If someone’s watching

A different story when you close the door

And it’s clear now that you’re murky

And I can’t fake it like you anymore

It’s such a denunciatory, unapologetic song, and the final lines sums up Koch’s feelings well: “You want a pat on the back? / Well I’m not going to give you one.” The lyrics cut deep, and it’s easy to get lost in the energy of the instruments. It strikes you on both of those levels, and shows just how talented a songwriter Koch is.

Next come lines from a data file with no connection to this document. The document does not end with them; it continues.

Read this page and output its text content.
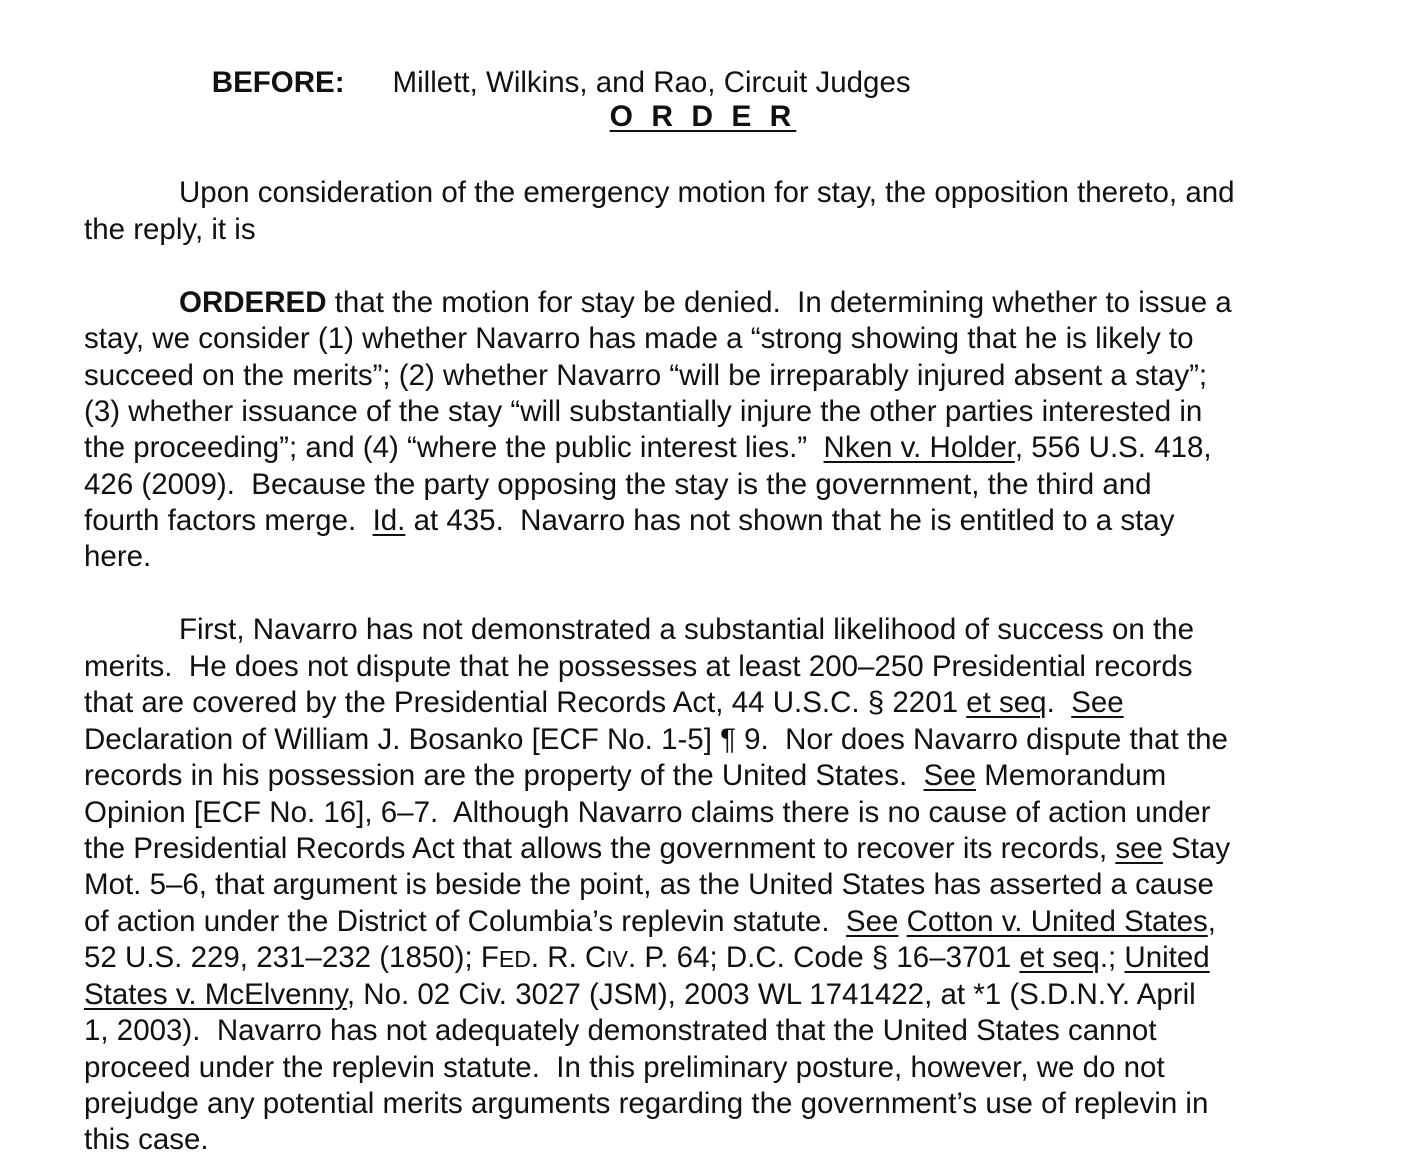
BEFORE: Millett, Wilkins, and Rao, Circuit Judges

O R D E R
Upon consideration of the emergency motion for stay, the opposition thereto, and
the reply, it is
ORDERED that the motion for stay be denied.  In determining whether to issue a
stay, we consider (1) whether Navarro has made a “strong showing that he is likely to
succeed on the merits”; (2) whether Navarro “will be irreparably injured absent a stay”;
(3) whether issuance of the stay “will substantially injure the other parties interested in
the proceeding”; and (4) “where the public interest lies.”  Nken v. Holder, 556 U.S. 418,
426 (2009).  Because the party opposing the stay is the government, the third and
fourth factors merge.  Id. at 435.  Navarro has not shown that he is entitled to a stay
here.
First, Navarro has not demonstrated a substantial likelihood of success on the
merits.  He does not dispute that he possesses at least 200–250 Presidential records
that are covered by the Presidential Records Act, 44 U.S.C. § 2201 et seq.  See
Declaration of William J. Bosanko [ECF No. 1-5] ¶ 9.  Nor does Navarro dispute that the
records in his possession are the property of the United States.  See Memorandum
Opinion [ECF No. 16], 6–7.  Although Navarro claims there is no cause of action under
the Presidential Records Act that allows the government to recover its records, see Stay
Mot. 5–6, that argument is beside the point, as the United States has asserted a cause
of action under the District of Columbia’s replevin statute.  See Cotton v. United States,
52 U.S. 229, 231–232 (1850); FED. R. CIV. P. 64; D.C. Code § 16–3701 et seq.; United
States v. McElvenny, No. 02 Civ. 3027 (JSM), 2003 WL 1741422, at *1 (S.D.N.Y. April
1, 2003).  Navarro has not adequately demonstrated that the United States cannot
proceed under the replevin statute.  In this preliminary posture, however, we do not
prejudge any potential merits arguments regarding the government’s use of replevin in
this case.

“Sorry When I’m Not,” the next track, begins right off the bat with a different sound. Synthy beats and bare electric guitar strumming take the song down a different road. It’s  easygoing, marked by playful guitar noodling with steady percussion. The song is in no rush, and Koch sings more casually but never lacks that emotional honesty that she does best. The two guitars intertwine and play off of each other. One is clear with a hint of reverb, sounding almost surf rocky or even like a country electric guitar. The other is soupier, more effects drenched, fading out when Koch’s voice comes in. The dual vocals during the chorus from Koch and Schimelfenig gives a great almost singalong feel: “I like driving on roads where the trees meet / I like singing your songs when we don’t speak.” There’s a bridge with both guitars returning, and another vocalist singing in the background. That’s Candice Martello of the band Hemming. After a moment of feedbacking discord, she joins the other two on the second chorus that repeats until the end of the track, and all three voices come together for a real social feel. It feels like we’re all in it together, doing our best, making our way. It’s a pretty low key song, but it’s a delightful ride all the way, showing how easy it is for Gladie to blend and move freely between genres. 

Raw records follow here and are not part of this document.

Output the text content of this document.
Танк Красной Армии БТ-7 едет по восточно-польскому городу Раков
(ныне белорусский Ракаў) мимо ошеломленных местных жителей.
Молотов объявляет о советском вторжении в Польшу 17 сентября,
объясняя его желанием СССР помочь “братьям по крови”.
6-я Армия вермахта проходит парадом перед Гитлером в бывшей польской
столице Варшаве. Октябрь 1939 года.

The final track on this short but fantastic EP is a cover of the Weakerthans’ song “Plea from a Cat Named Virtue” off their 2003 album Reconstruction Site. Gladie doesn’t go for the full rock feel of the original song, instead taking a slow but steady approach. Electric organ chords ring with a faint beat underneath. Koch’s voice, clear and mostly spoken, comes next. Each layer adds just a little, until Schimelfenig’s deeper voice, strummed acoustic guitar and drums all roll in. The easy going beat allows the lyrics to shine through. Koch’s voice suits John K. Samson’s lyrics well, capturing the wry but honest feel of the story of a cat that’s worried about their depressed owner. The instrumentation stays mostly consistent, with a low electric guitar riff floating in the background every so often. We return to just Koch and the organ for some of my personal favorite lyrics:

All you ever want to do is drink and watch TV

And frankly that thing doesn’t really interest me

I swear I’m going to bite you hard

And taste your tinny blood

If you don’t stop the self-defeating lies

You’ve been repeating since the day you brought me home

I know you’re strong

The guitars and drums return and there’s a brief synth solo that brings the EP to a close. It’s always such a pleasant surprise when an artist you really enjoy covers another artist you really enjoy. And with the EP releasing in this time of extreme uncertainty, the reassuring story the song tells is just what some of us need to hear right now. 

Gladie has had a big year for a fairly new group, and their album and two EPs show how confident the band is. They enjoy cutting loose in that half pop-punk half indie rock sound, but they easily play quieter and more thoughtful songs, and happily add more electric sounds. It’s tough when a band you really like calls it quits after too brief a time, but luckily Augusta Koch isn’t one to stay quiet for too long. And with the pace they’re at currently, who knows when the next Gladie release will be. It might be sooner than you expect.